My father had a saying about hopes. My father had a saying about everything, but this one was particularly colorful. “Hope in one hand,” he would say. “S*** in the other. See which one fills up first.”

Meanwhile the lack of blue lasers adds up to an excess of red ink on the balance sheet at Sony headquarters. Without enough consoles in stores this holiday season to feed demand, Sony will lose potential market share to rivals Microsoft and Nintendo, meanwhile postponing (perhaps indefinitely) the date at which penetration of the PS3 device will generate enough software and peripheral (and online microtransation) sales to offset the device’s extremely high production cost.

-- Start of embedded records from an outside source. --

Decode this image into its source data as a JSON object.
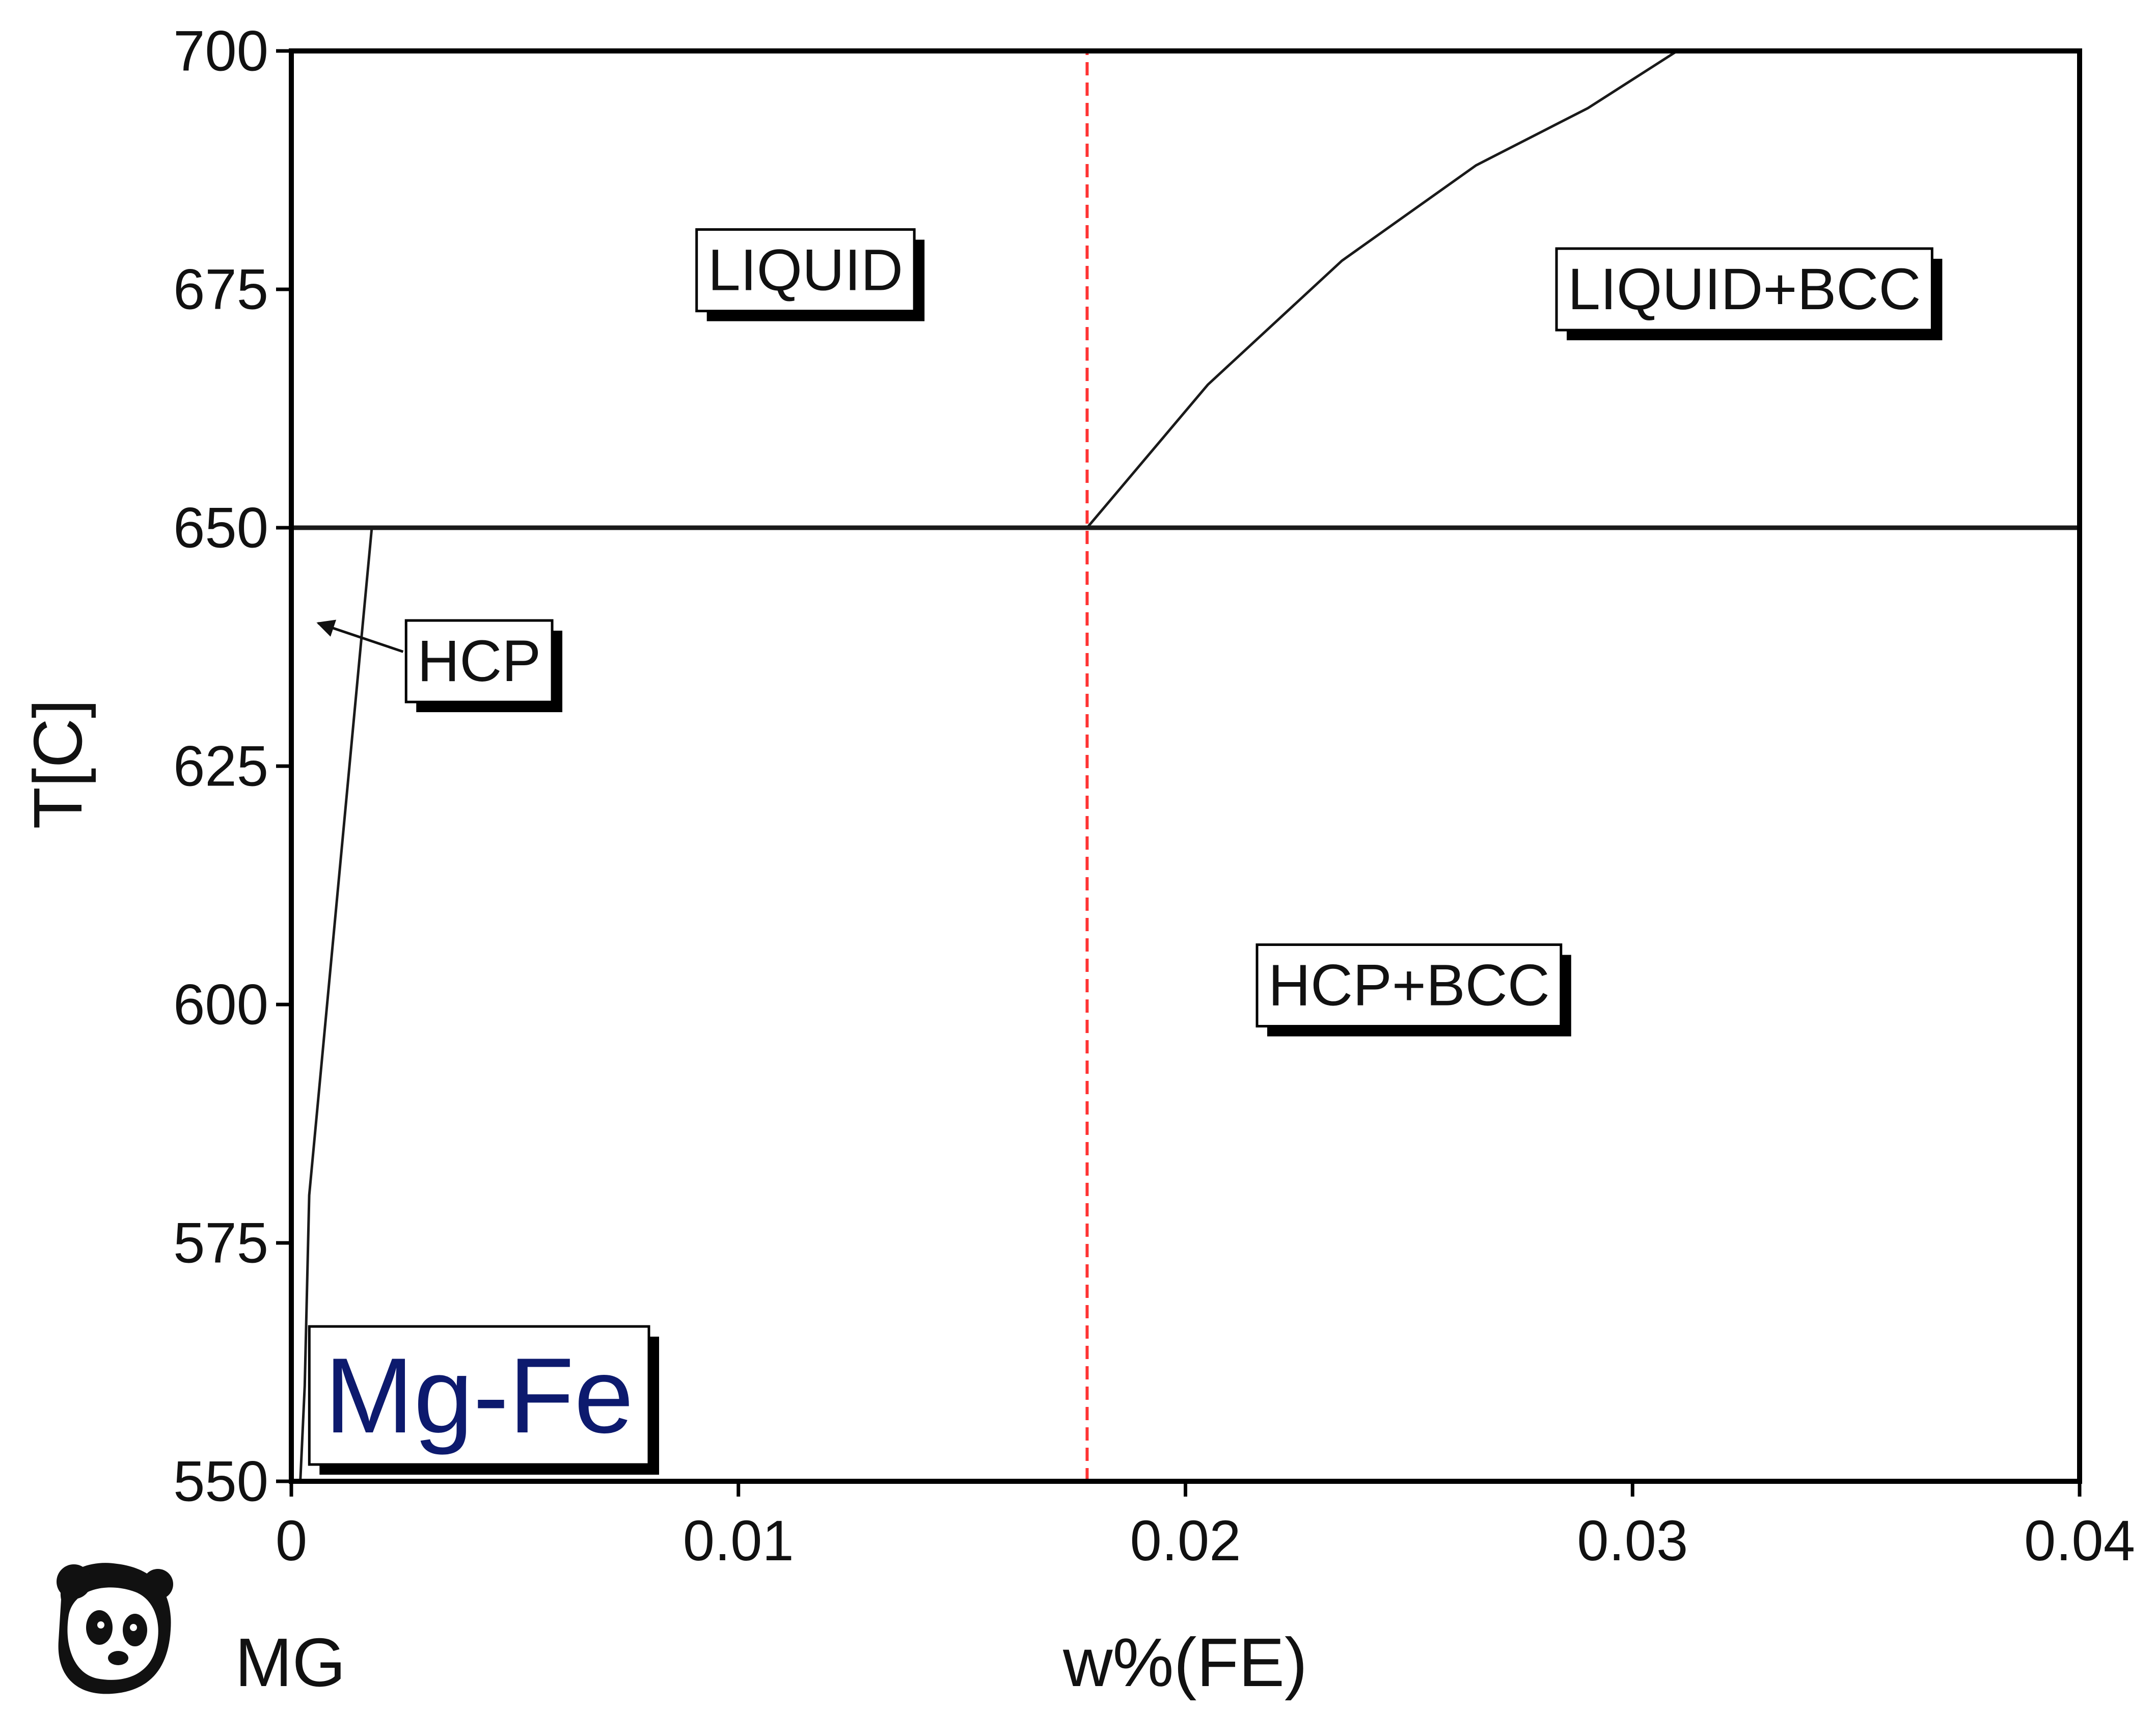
{
  "chart_data": {
    "type": "line",
    "title": "",
    "xlabel": "w%(FE)",
    "ylabel": "T[C]",
    "xlim": [
      0,
      0.04
    ],
    "ylim": [
      550,
      700
    ],
    "x_ticks": [
      "0",
      "0.01",
      "0.02",
      "0.03",
      "0.04"
    ],
    "y_ticks": [
      "550",
      "575",
      "600",
      "625",
      "650",
      "675",
      "700"
    ],
    "grid": false,
    "series": [
      {
        "color": "#1a1a1a",
        "points": [
          [
            0,
            650
          ],
          [
            0.04,
            650
          ]
        ]
      },
      {
        "color": "#1a1a1a",
        "points": [
          [
            0.0018,
            650
          ],
          [
            0.0016,
            640
          ],
          [
            0.0012,
            620
          ],
          [
            0.0008,
            600
          ],
          [
            0.0004,
            580
          ],
          [
            0.0003,
            560
          ],
          [
            0.0002,
            550
          ]
        ]
      },
      {
        "color": "#1a1a1a",
        "points": [
          [
            0.0178,
            650
          ],
          [
            0.0205,
            665
          ],
          [
            0.0235,
            678
          ],
          [
            0.0265,
            688
          ],
          [
            0.029,
            694
          ],
          [
            0.031,
            700
          ]
        ]
      },
      {
        "color": "#ff3333",
        "dashed": true,
        "points": [
          [
            0.0178,
            550
          ],
          [
            0.0178,
            700
          ]
        ]
      }
    ],
    "annotations": [
      {
        "text": "LIQUID",
        "x": 0.0115,
        "y": 677
      },
      {
        "text": "LIQUID+BCC",
        "x": 0.0325,
        "y": 675
      },
      {
        "text": "HCP",
        "x": 0.0042,
        "y": 636
      },
      {
        "text": "HCP+BCC",
        "x": 0.025,
        "y": 602
      },
      {
        "text": "Mg-Fe",
        "x": 0.0042,
        "y": 559
      }
    ],
    "hcp_arrow": {
      "from": [
        0.0025,
        637
      ],
      "to": [
        0.0006,
        640
      ]
    },
    "element_label": "MG",
    "colors": {
      "axis": "#000000",
      "text": "#111111",
      "title": "#0d1a6e",
      "dashed": "#ff3333"
    }
  },
  "logo": {
    "icon": "panda-icon"
  }
}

For those of us who’ve been following the console “war” for the past year or so, the big question is obviously no longer who’s going to win, but rather, how long it will be before Sony realizes that they’ve lost. For even if they do manage to eventually move more units of their PS3 than Microsoft or Nintendo can of their next-gen consoles (which will be more readily available this holiday season), it’s looking less and less likely that it will make any difference in real financial terms.

What do you do when you’re playing high-stakes poker with the wealthiest company in the world and the most profitable game company in the world and you have a lousy hand and you’re over 80 billion yen in the hole? maybe that’s the big question in this story.